時事に触発された話題ですが、先日発表されたスポーツ選手の長者番付によると、スポンサーなどの副収入額で第1位になったのがドジャースの大谷翔平選手だそうです。その額、約159億円。野球のみの稼ぎが約163億円らしいので、もはや投げたり打ったりしなくてもいいんじゃないかと思えてきます。違いますね。投げたり打ったりする成績が異常に素晴らしいから、破格のスポンサーがつくんでした。
とは言え、大谷さんは全地球的に別格。突き抜けた存在だけを見ていると頭がおかしくなるので、平均やら最低を調べてみました。比較対象もご用意してあります。

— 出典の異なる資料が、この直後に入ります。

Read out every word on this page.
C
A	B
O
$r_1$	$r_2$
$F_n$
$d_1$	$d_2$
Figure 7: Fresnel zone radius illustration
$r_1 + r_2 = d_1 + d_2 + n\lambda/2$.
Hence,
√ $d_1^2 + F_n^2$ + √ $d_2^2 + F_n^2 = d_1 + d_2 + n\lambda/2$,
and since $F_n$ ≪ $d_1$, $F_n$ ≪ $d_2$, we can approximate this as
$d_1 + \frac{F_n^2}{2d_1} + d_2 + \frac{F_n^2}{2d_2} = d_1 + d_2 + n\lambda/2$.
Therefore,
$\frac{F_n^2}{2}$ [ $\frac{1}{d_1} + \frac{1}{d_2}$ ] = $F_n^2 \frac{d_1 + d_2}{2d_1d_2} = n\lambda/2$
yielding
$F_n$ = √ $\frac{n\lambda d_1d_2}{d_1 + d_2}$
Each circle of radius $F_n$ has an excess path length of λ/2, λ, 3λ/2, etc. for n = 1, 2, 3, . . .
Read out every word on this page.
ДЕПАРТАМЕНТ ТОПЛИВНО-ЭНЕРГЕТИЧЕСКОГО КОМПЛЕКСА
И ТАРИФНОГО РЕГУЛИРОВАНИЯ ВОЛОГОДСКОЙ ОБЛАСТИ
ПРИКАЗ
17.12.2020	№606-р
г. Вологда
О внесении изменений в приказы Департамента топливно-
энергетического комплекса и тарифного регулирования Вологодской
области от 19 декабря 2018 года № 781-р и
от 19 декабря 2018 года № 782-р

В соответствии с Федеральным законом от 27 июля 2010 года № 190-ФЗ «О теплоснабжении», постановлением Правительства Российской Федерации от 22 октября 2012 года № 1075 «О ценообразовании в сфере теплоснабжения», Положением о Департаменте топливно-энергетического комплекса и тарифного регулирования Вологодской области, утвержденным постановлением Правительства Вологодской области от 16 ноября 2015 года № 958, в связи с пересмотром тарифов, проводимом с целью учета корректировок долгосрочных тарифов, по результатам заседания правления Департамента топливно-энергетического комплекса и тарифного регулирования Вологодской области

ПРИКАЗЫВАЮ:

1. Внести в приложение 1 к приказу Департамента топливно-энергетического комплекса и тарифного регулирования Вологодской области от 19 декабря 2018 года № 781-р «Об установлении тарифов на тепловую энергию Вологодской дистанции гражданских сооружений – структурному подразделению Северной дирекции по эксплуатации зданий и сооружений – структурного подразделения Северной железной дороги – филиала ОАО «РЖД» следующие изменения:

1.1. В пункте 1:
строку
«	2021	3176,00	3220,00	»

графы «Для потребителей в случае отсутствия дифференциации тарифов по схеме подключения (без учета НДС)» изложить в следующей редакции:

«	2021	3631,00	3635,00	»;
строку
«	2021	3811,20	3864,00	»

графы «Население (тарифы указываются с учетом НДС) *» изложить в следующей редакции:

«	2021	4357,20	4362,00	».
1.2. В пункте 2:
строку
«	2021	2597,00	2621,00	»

●平均年俸/MLB:約7億6千万円 プロ野球:4900万円。
この時点で両者の差は明らかです。ちなみにプロ野球の最高年俸は、今年からMLBに行く村上宗隆選手の推定6億円だそうな。日本のトップがアメリカのアベレージですからね。そりゃ向こうで活躍したくなるでしょう。
上を見るときりがないので、次はボトム編。
●最低保証年俸/MLB:約1億2千万円 プロ野球1軍:1600万円
「日本の10倍かよ!」って、いちいち驚くのも疲れます。なので、さらに底へと視線を下ろしていきます。
MLBは、メジャーリーグとマイナーリーグという大きな区分があります。めちゃくちゃ稼げる可能性を秘めているのは、メジャーリーグに属する約1200名の選手。その下には、AAA、AA、A、ルーキーの各リーグが控えています。その下部リーグの日米最低年俸が、なかなか興味深いのです。
駆け出しのルーキーリーグは約260万円。これに相当するプロ野球の育成選手は240万円。メジャーリーグのすぐ下のAAAは600万円。プロ野球の支配下選手は440万円。
繰り返しますが、以上は最低年俸。ボトムラインには大差がありません。なのに、メジャーリーグとプロ野球は、その後の伸びがまったく違うわけです。
そうなる理由は僕に語り切れないけれど、ざっくり言えば文化の違いですよね。成功者の姿や基準がまったく異なっているのでしょう。その末に極端な格差が生じるのも止む無しとしているのかもしれません。
それにしても、ひとりで年間数百億円って、訳が分かりません。いや、訳を知ると自己憐憫が激しさを増しそうなので、決して脇目を振らず、僕は今日も僕の仕事に励みます。

午前6時15分の赤信号。寝ぼけ顔が亡霊みたいに写っている。